14 Aralık 2024 Cumartesi

    Delikanlılık Racunu

    Delikanlılık Racunu
    2

    BEĞENDİM

    ABONE OL

    Unutulan ya da unutturulan delikanlılık raconu aslında hepimiz için uygulanması gereken bir halk kanunudur. Peki, nedir bu delikanlılık raconu? Hemen anlatmaya başlayalım.

    Racon gereği, eşi veya çocukları yanında olan bir erkeğe, hasmı olan bir kişi saygısızlık yapmaz, tuzak kurmaz, yol kesmez. Çünkü aile, eşler ve çocuklar bu durumdan muaftırlar. Hesap, iki kişi arasındaki kavga ya da husumettir. Delikanlı adam, racon gereği görmezden gelir ya da müdahalede bulunmaz. Şimdi ise, özellikle trafikte arabada çocuk ya da eşi varmış fark etmeden küfürler, sopayla saldırmalar görüyoruz. Delikanlılık raconuna göre, hem ailesi varken saldırmış hem de sopasız birine sopayla saldırmış kişi raconu çiğnemiştir.

    Arkadaşının eşine, sözlüsüne, nişanlısına yan gözle bakmak bir yana, mahallede komşu kızına bile yan gözle bakılmaz, aileden biri olarak görülür ve sahip çıkılırdı. Şimdi ise TikTok’ta tanışıp buluşanlar, evliyken birbirlerine kaçıyorlar. Vah ki vah!

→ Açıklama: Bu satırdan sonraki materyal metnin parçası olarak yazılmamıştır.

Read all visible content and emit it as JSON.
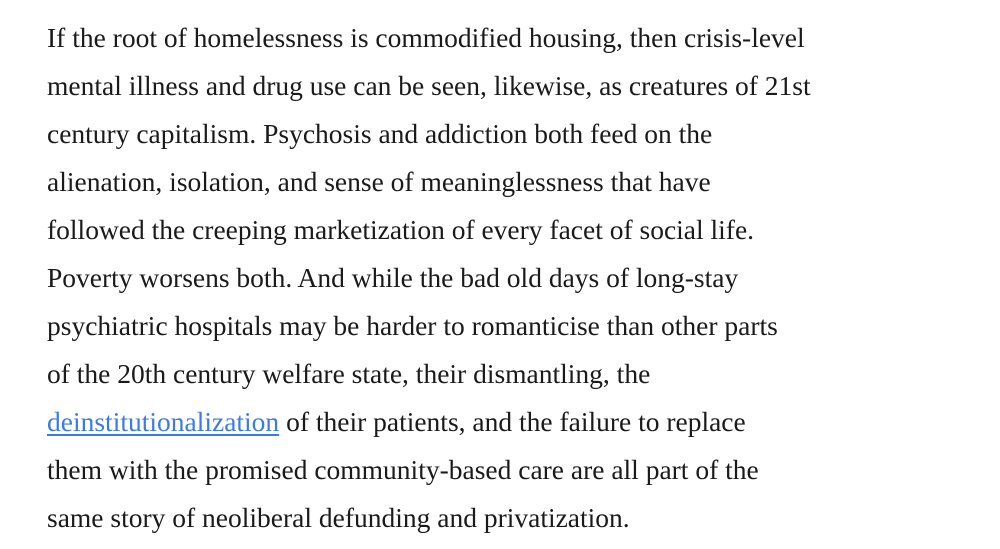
{
  "article": {
    "lines": [
      {
        "text": "If the root of homelessness is commodified housing, then crisis-level"
      },
      {
        "text": "mental illness and drug use can be seen, likewise, as creatures of 21st"
      },
      {
        "text": "century capitalism. Psychosis and addiction both feed on the"
      },
      {
        "text": "alienation, isolation, and sense of meaninglessness that have"
      },
      {
        "text": "followed the creeping marketization of every facet of social life."
      },
      {
        "text": "Poverty worsens both. And while the bad old days of long-stay"
      },
      {
        "text": "psychiatric hospitals may be harder to romanticise than other parts"
      },
      {
        "text": "of the 20th century welfare state, their dismantling, the"
      },
      {
        "link": "deinstitutionalization",
        "text": " of their patients, and the failure to replace"
      },
      {
        "text": "them with the promised community-based care are all part of the"
      },
      {
        "text": "same story of neoliberal defunding and privatization."
      }
    ],
    "link_color": "#3b7be8"
  }
}
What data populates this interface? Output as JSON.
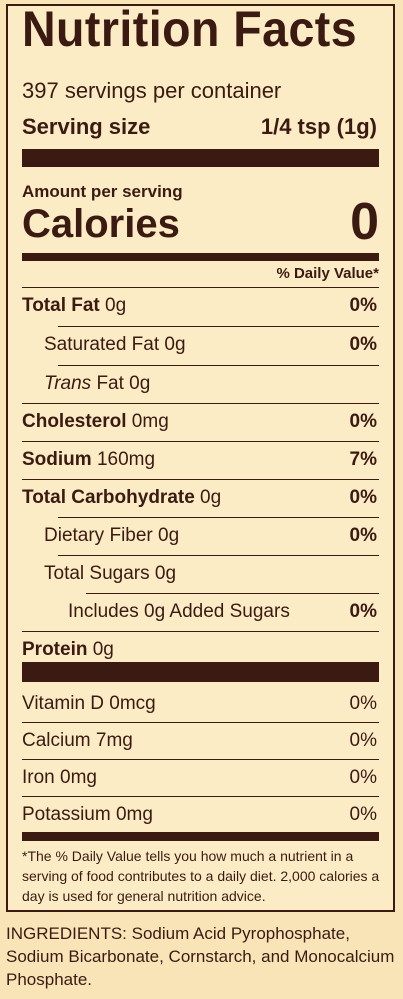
{
  "title": "Nutrition Facts",
  "servings_per_container": "397 servings per container",
  "serving_size_label": "Serving size",
  "serving_size_value": "1/4 tsp (1g)",
  "amount_per_serving": "Amount per serving",
  "calories_label": "Calories",
  "calories_value": "0",
  "daily_value_header": "% Daily Value*",
  "nutrients": [
    {
      "bold": "Total Fat",
      "rest": " 0g",
      "pct": "0%"
    },
    {
      "bold": "",
      "rest": "Saturated Fat 0g",
      "pct": "0%"
    },
    {
      "italic": "Trans",
      "rest": " Fat 0g",
      "pct": ""
    },
    {
      "bold": "Cholesterol",
      "rest": " 0mg",
      "pct": "0%"
    },
    {
      "bold": "Sodium",
      "rest": " 160mg",
      "pct": "7%"
    },
    {
      "bold": "Total Carbohydrate",
      "rest": " 0g",
      "pct": "0%"
    },
    {
      "bold": "",
      "rest": "Dietary Fiber 0g",
      "pct": "0%"
    },
    {
      "bold": "",
      "rest": "Total Sugars 0g",
      "pct": ""
    },
    {
      "bold": "",
      "rest": "Includes 0g Added Sugars",
      "pct": "0%"
    },
    {
      "bold": "Protein",
      "rest": " 0g",
      "pct": ""
    }
  ],
  "vitamins": [
    {
      "name": "Vitamin D 0mcg",
      "pct": "0%"
    },
    {
      "name": "Calcium 7mg",
      "pct": "0%"
    },
    {
      "name": "Iron 0mg",
      "pct": "0%"
    },
    {
      "name": "Potassium 0mg",
      "pct": "0%"
    }
  ],
  "footnote": "*The % Daily Value tells you how much a nutrient in a serving of food contributes to a daily diet. 2,000 calories a day is used for general nutrition advice.",
  "ingredients": "INGREDIENTS: Sodium Acid Pyrophosphate, Sodium Bicarbonate, Cornstarch, and Monocalcium Phosphate.",
  "colors": {
    "ink": "#3b1a12",
    "background": "#f9e4b7"
  }
}
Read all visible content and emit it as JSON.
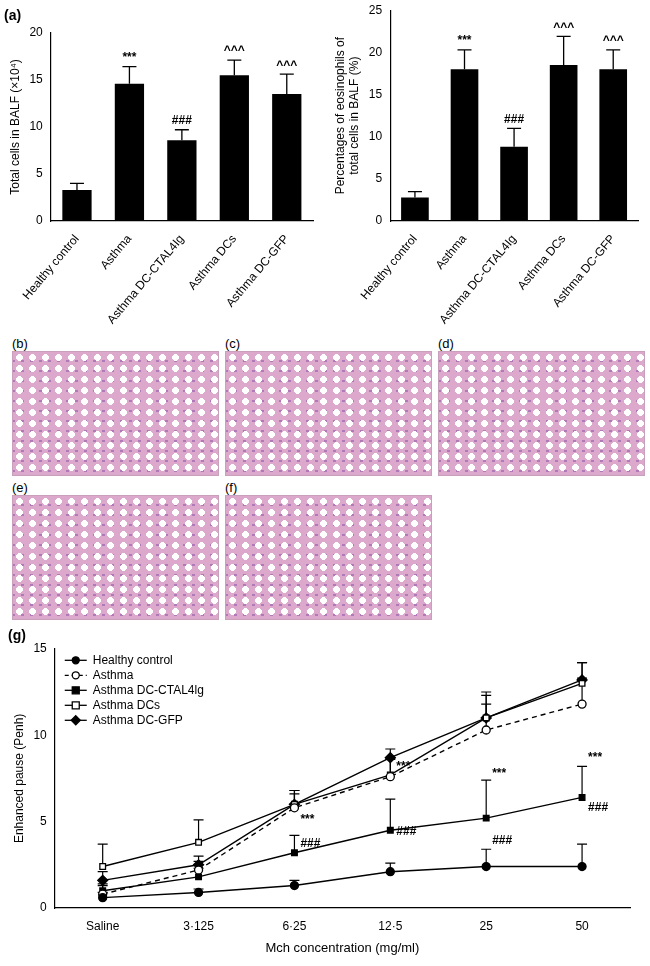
{
  "chart_data": [
    {
      "type": "bar",
      "title": "(a)",
      "y_label": "Total cells in BALF (×10⁴)",
      "categories": [
        "Healthy control",
        "Asthma",
        "Asthma DC-CTAL4Ig",
        "Asthma DCs",
        "Asthma DC-GFP"
      ],
      "values": [
        3.3,
        14.6,
        8.6,
        15.5,
        13.5
      ],
      "errors": [
        0.7,
        1.8,
        1.1,
        1.6,
        2.1
      ],
      "color": "#000000",
      "ylim": [
        0,
        20
      ],
      "yticks": [
        0,
        5,
        10,
        15,
        20
      ],
      "grid": false,
      "annotations": [
        {
          "category": "Asthma",
          "text": "***"
        },
        {
          "category": "Asthma DC-CTAL4Ig",
          "text": "###"
        },
        {
          "category": "Asthma DCs",
          "text": "^^^"
        },
        {
          "category": "Asthma DC-GFP",
          "text": "^^^"
        }
      ]
    },
    {
      "type": "bar",
      "y_label": "Percentages of eosinophils of total cells in BALF (%)",
      "categories": [
        "Healthy control",
        "Asthma",
        "Asthma DC-CTAL4Ig",
        "Asthma DCs",
        "Asthma DC-GFP"
      ],
      "values": [
        2.8,
        18.0,
        8.8,
        18.5,
        18.0
      ],
      "errors": [
        0.7,
        2.3,
        2.2,
        3.4,
        2.3
      ],
      "color": "#000000",
      "ylim": [
        0,
        25
      ],
      "yticks": [
        0,
        5,
        10,
        15,
        20,
        25
      ],
      "grid": false,
      "annotations": [
        {
          "category": "Asthma",
          "text": "***"
        },
        {
          "category": "Asthma DC-CTAL4Ig",
          "text": "###"
        },
        {
          "category": "Asthma DCs",
          "text": "^^^"
        },
        {
          "category": "Asthma DC-GFP",
          "text": "^^^"
        }
      ]
    },
    {
      "type": "line",
      "title": "(g)",
      "x_label": "Mch concentration (mg/ml)",
      "y_label": "Enhanced pause (Penh)",
      "categories": [
        "Saline",
        "3·125",
        "6·25",
        "12·5",
        "25",
        "50"
      ],
      "series": [
        {
          "name": "Healthy control",
          "color": "#000000",
          "marker": "circle",
          "line_style": "solid",
          "values": [
            0.6,
            0.9,
            1.3,
            2.1,
            2.4,
            2.4
          ],
          "errors": [
            0.3,
            0.2,
            0.3,
            0.5,
            1.0,
            1.3
          ]
        },
        {
          "name": "Asthma",
          "color": "#000000",
          "marker": "open_circle",
          "line_style": "dashed",
          "values": [
            0.8,
            2.2,
            5.8,
            7.6,
            10.3,
            11.8
          ],
          "errors": [
            0.5,
            0.5,
            0.8,
            1.0,
            1.5,
            1.5
          ]
        },
        {
          "name": "Asthma DC-CTAL4lg",
          "color": "#000000",
          "marker": "square",
          "line_style": "solid",
          "values": [
            1.0,
            1.8,
            3.2,
            4.5,
            5.2,
            6.4
          ],
          "errors": [
            0.4,
            0.5,
            1.0,
            1.8,
            2.2,
            1.8
          ]
        },
        {
          "name": "Asthma DCs",
          "color": "#000000",
          "marker": "open_square",
          "line_style": "solid",
          "values": [
            2.4,
            3.8,
            6.0,
            7.7,
            11.0,
            13.0
          ],
          "errors": [
            1.3,
            1.3,
            0.8,
            1.0,
            1.5,
            1.2
          ]
        },
        {
          "name": "Asthma DC-GFP",
          "color": "#000000",
          "marker": "diamond",
          "line_style": "solid",
          "values": [
            1.6,
            2.5,
            6.0,
            8.7,
            11.0,
            13.2
          ],
          "errors": [
            0.5,
            0.5,
            0.8,
            0.5,
            1.3,
            1.0
          ]
        }
      ],
      "ylim": [
        0,
        15
      ],
      "yticks": [
        0,
        5,
        10,
        15
      ],
      "grid": false,
      "legend": "upper left",
      "annotations": [
        {
          "category": "6·25",
          "y": 5.1,
          "text": "***"
        },
        {
          "category": "12·5",
          "y": 8.2,
          "text": "***"
        },
        {
          "category": "25",
          "y": 7.8,
          "text": "***"
        },
        {
          "category": "50",
          "y": 8.7,
          "text": "***"
        },
        {
          "category": "6·25",
          "y": 3.7,
          "text": "###"
        },
        {
          "category": "12·5",
          "y": 4.4,
          "text": "###"
        },
        {
          "category": "25",
          "y": 3.9,
          "text": "###"
        },
        {
          "category": "50",
          "y": 5.8,
          "text": "###"
        }
      ]
    }
  ],
  "figure_panels": [
    "(b)",
    "(c)",
    "(d)",
    "(e)",
    "(f)"
  ]
}
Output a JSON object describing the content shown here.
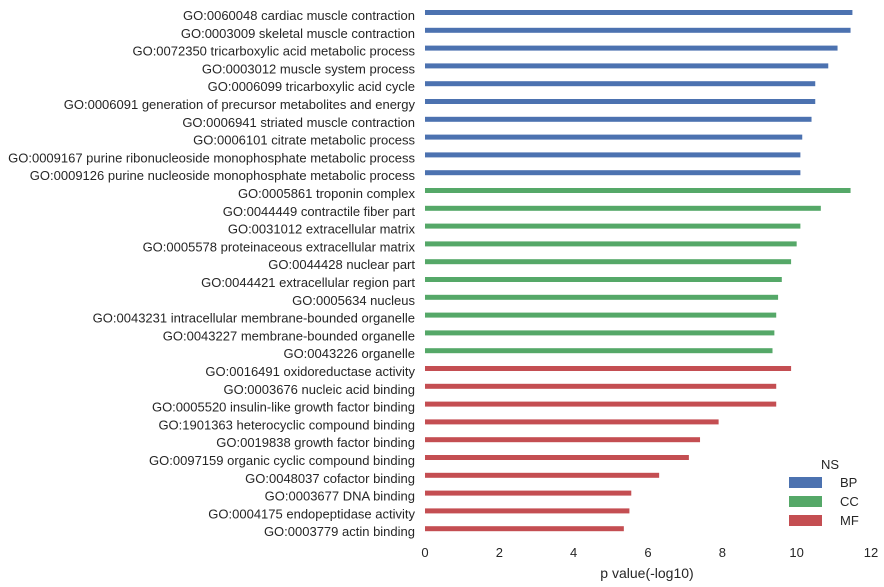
{
  "chart_data": {
    "type": "bar",
    "orientation": "horizontal",
    "xlabel": "p value(-log10)",
    "ylabel": "",
    "xlim": [
      0,
      12
    ],
    "xticks": [
      0,
      2,
      4,
      6,
      8,
      10,
      12
    ],
    "grid": false,
    "legend": {
      "title": "NS",
      "placement": "bottom-right",
      "entries": [
        "BP",
        "CC",
        "MF"
      ]
    },
    "colors": {
      "BP": "#4c72b0",
      "CC": "#55a868",
      "MF": "#c44e52"
    },
    "bars": [
      {
        "label": "GO:0060048 cardiac muscle contraction",
        "ns": "BP",
        "value": 11.5
      },
      {
        "label": "GO:0003009 skeletal muscle contraction",
        "ns": "BP",
        "value": 11.45
      },
      {
        "label": "GO:0072350 tricarboxylic acid metabolic process",
        "ns": "BP",
        "value": 11.1
      },
      {
        "label": "GO:0003012 muscle system process",
        "ns": "BP",
        "value": 10.85
      },
      {
        "label": "GO:0006099 tricarboxylic acid cycle",
        "ns": "BP",
        "value": 10.5
      },
      {
        "label": "GO:0006091 generation of precursor metabolites and energy",
        "ns": "BP",
        "value": 10.5
      },
      {
        "label": "GO:0006941 striated muscle contraction",
        "ns": "BP",
        "value": 10.4
      },
      {
        "label": "GO:0006101 citrate metabolic process",
        "ns": "BP",
        "value": 10.15
      },
      {
        "label": "GO:0009167 purine ribonucleoside monophosphate metabolic process",
        "ns": "BP",
        "value": 10.1
      },
      {
        "label": "GO:0009126 purine nucleoside monophosphate metabolic process",
        "ns": "BP",
        "value": 10.1
      },
      {
        "label": "GO:0005861 troponin complex",
        "ns": "CC",
        "value": 11.45
      },
      {
        "label": "GO:0044449 contractile fiber part",
        "ns": "CC",
        "value": 10.65
      },
      {
        "label": "GO:0031012 extracellular matrix",
        "ns": "CC",
        "value": 10.1
      },
      {
        "label": "GO:0005578 proteinaceous extracellular matrix",
        "ns": "CC",
        "value": 10.0
      },
      {
        "label": "GO:0044428 nuclear part",
        "ns": "CC",
        "value": 9.85
      },
      {
        "label": "GO:0044421 extracellular region part",
        "ns": "CC",
        "value": 9.6
      },
      {
        "label": "GO:0005634 nucleus",
        "ns": "CC",
        "value": 9.5
      },
      {
        "label": "GO:0043231 intracellular membrane-bounded organelle",
        "ns": "CC",
        "value": 9.45
      },
      {
        "label": "GO:0043227 membrane-bounded organelle",
        "ns": "CC",
        "value": 9.4
      },
      {
        "label": "GO:0043226 organelle",
        "ns": "CC",
        "value": 9.35
      },
      {
        "label": "GO:0016491 oxidoreductase activity",
        "ns": "MF",
        "value": 9.85
      },
      {
        "label": "GO:0003676 nucleic acid binding",
        "ns": "MF",
        "value": 9.45
      },
      {
        "label": "GO:0005520 insulin-like growth factor binding",
        "ns": "MF",
        "value": 9.45
      },
      {
        "label": "GO:1901363 heterocyclic compound binding",
        "ns": "MF",
        "value": 7.9
      },
      {
        "label": "GO:0019838 growth factor binding",
        "ns": "MF",
        "value": 7.4
      },
      {
        "label": "GO:0097159 organic cyclic compound binding",
        "ns": "MF",
        "value": 7.1
      },
      {
        "label": "GO:0048037 cofactor binding",
        "ns": "MF",
        "value": 6.3
      },
      {
        "label": "GO:0003677 DNA binding",
        "ns": "MF",
        "value": 5.55
      },
      {
        "label": "GO:0004175 endopeptidase activity",
        "ns": "MF",
        "value": 5.5
      },
      {
        "label": "GO:0003779 actin binding",
        "ns": "MF",
        "value": 5.35
      }
    ]
  }
}
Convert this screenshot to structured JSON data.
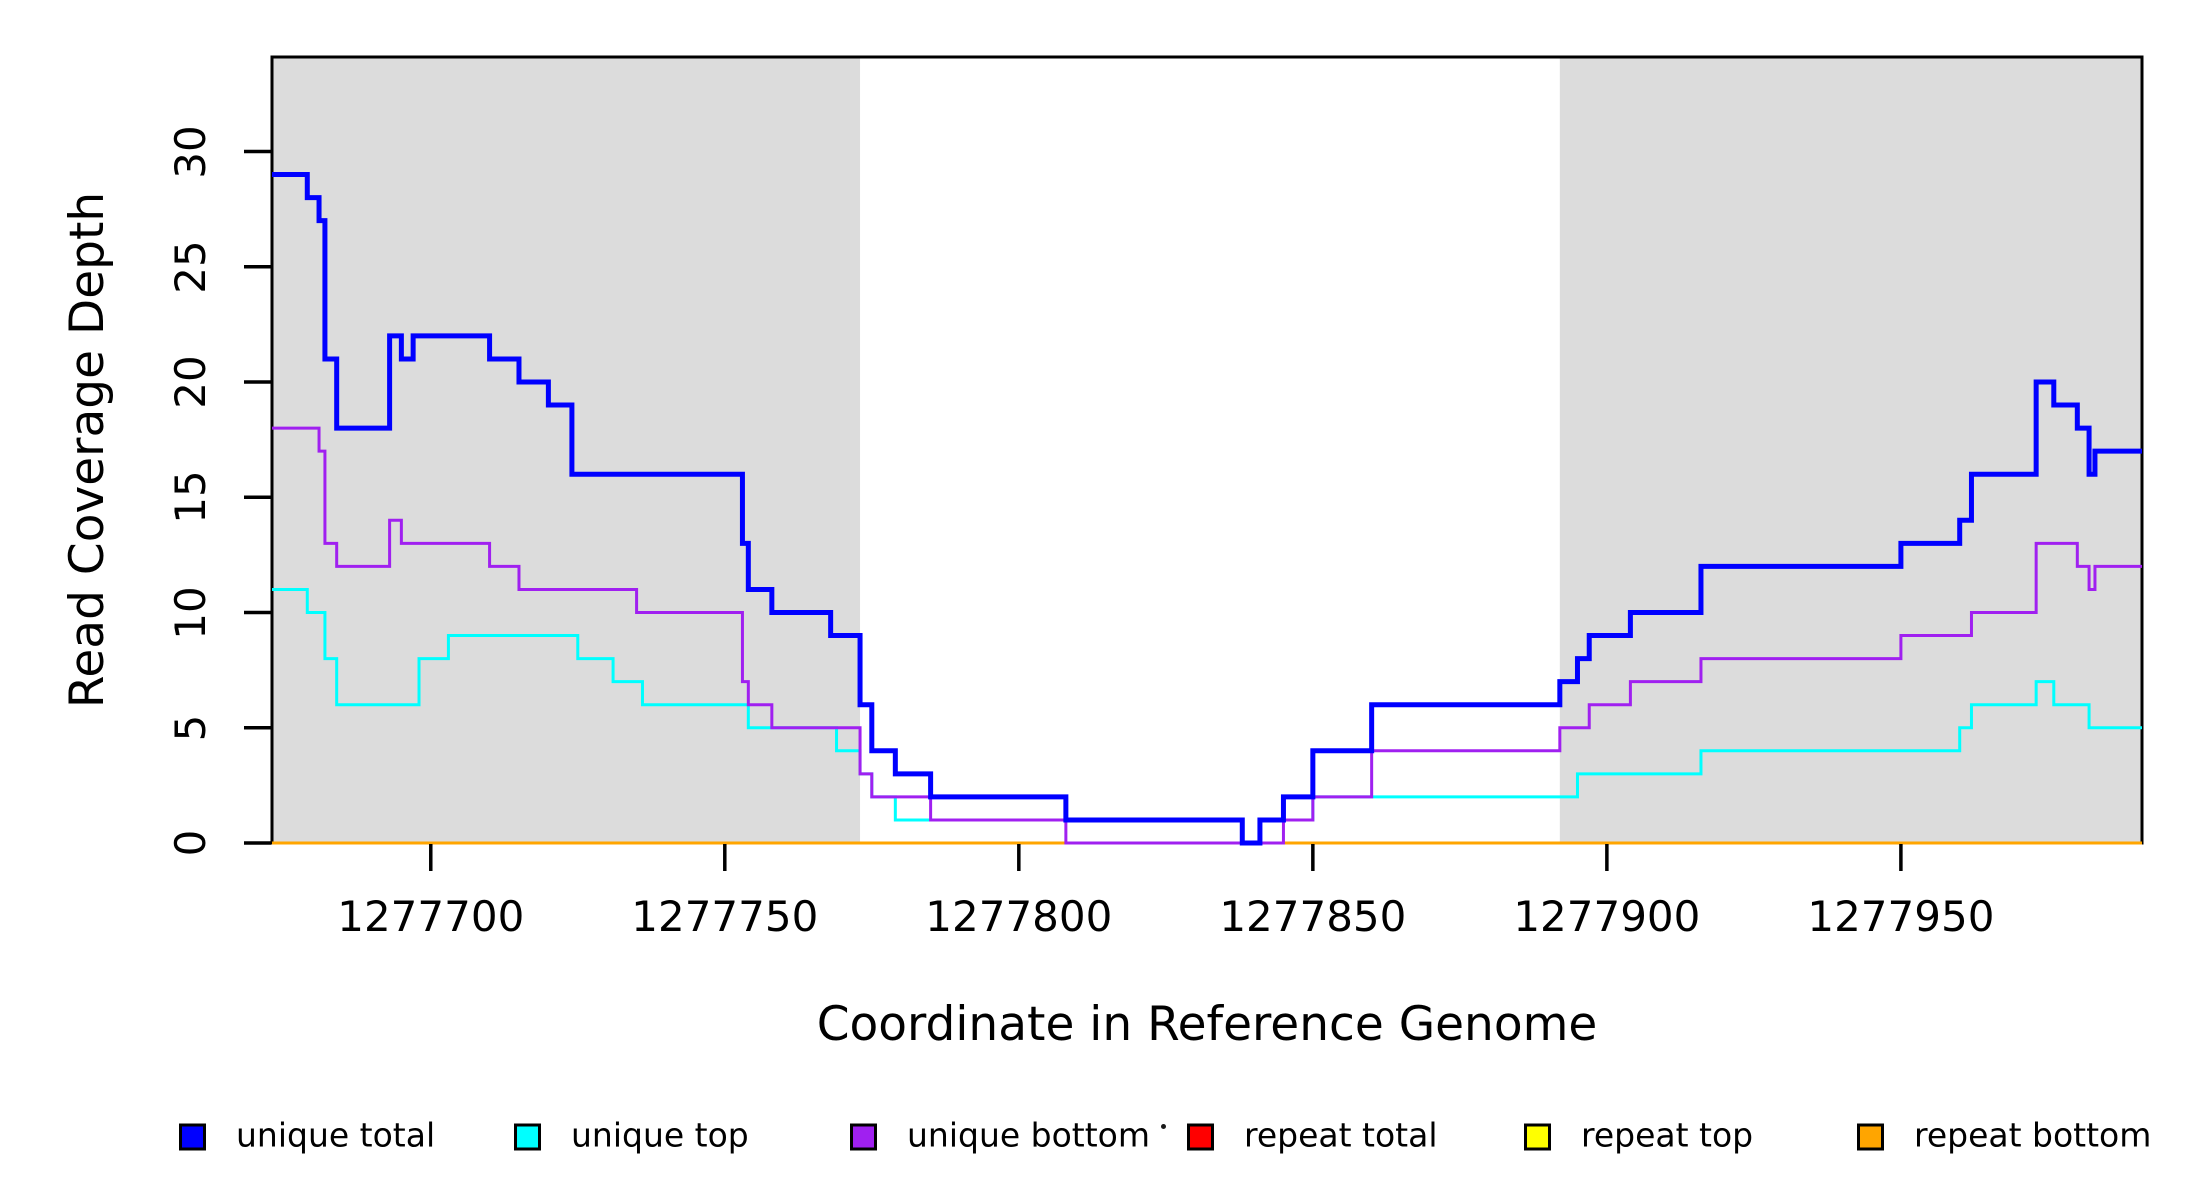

    Delikanlılık raconunda otobüste, dolmuşta, trende, metroda kendimizden büyük olan herkese, yaşlı olup olmaması önemli değil, rahatsız olan veya engelli olan herkese yer verilirdi. Bu terbiye ile büyüdük ve yetiştik. Şimdi bakıyorum da, herkes elindeki cep telefonlarına dalmış; ya oyun oynuyorlar, ya film izliyorlar, ya da müzik dinleyip kulaklık takıyorlar ve oralı bile olmuyorlar. Bu yer verme durumu hepimize lazım olan bir durum.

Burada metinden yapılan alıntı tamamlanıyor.